A more focused look at "unlock tech" in action:

This isn't only a bad look for esports in general. It's yet another bad look for For Honor, a game played by tens of thousands of people that has always been plagued by technical and server issues that detract from the overall brawling fun of its knights-meet-Vikings-meet-samurai premise. Judging from comments on YouTube and Reddit, fans were hardly as outwardly impressed by what they saw as Campos-Oriola.

"I can't believe Ubisoft let an exploiter enter the tourney, let alone win it," said a commenter on YouTube going by the name The Cammunist. "It's 100 percent an exploit and everyone knows it. That kid [Palen] is the worst For Honor player I've witnessed because he can only win with that exploit. When he played [the Highlander class], he didn't get a single kill. His trophy needs to be ripped out of his hands and he needs to be banned from ever playing a single match again. "

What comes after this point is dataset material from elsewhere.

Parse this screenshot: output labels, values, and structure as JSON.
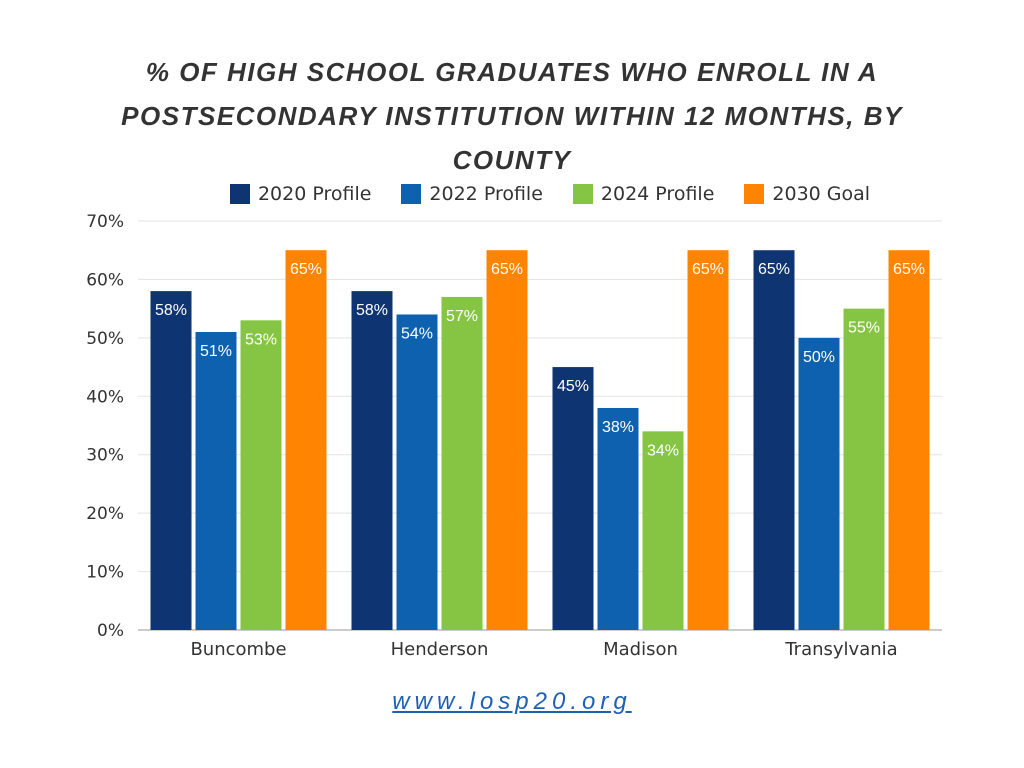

In fact, as many of the commenters on YouTube and Reddit point out, unlock tech was but one of the facepalm-worthy bits on display. A Redditor named ColdBlackCage compiled a highly-upvoted list of some of the worst offenses, including a moment when a bug caused the loss of a match.

"This is a downright embarrassment for the For Honor community," ColdBlackCage said. "For Honor is theoretically supposed to be a fighting game, but this tournament has potentially shown to thousands of people just how thin the game is in a setting where players are supposedly trying their absolute best to secure the prize money."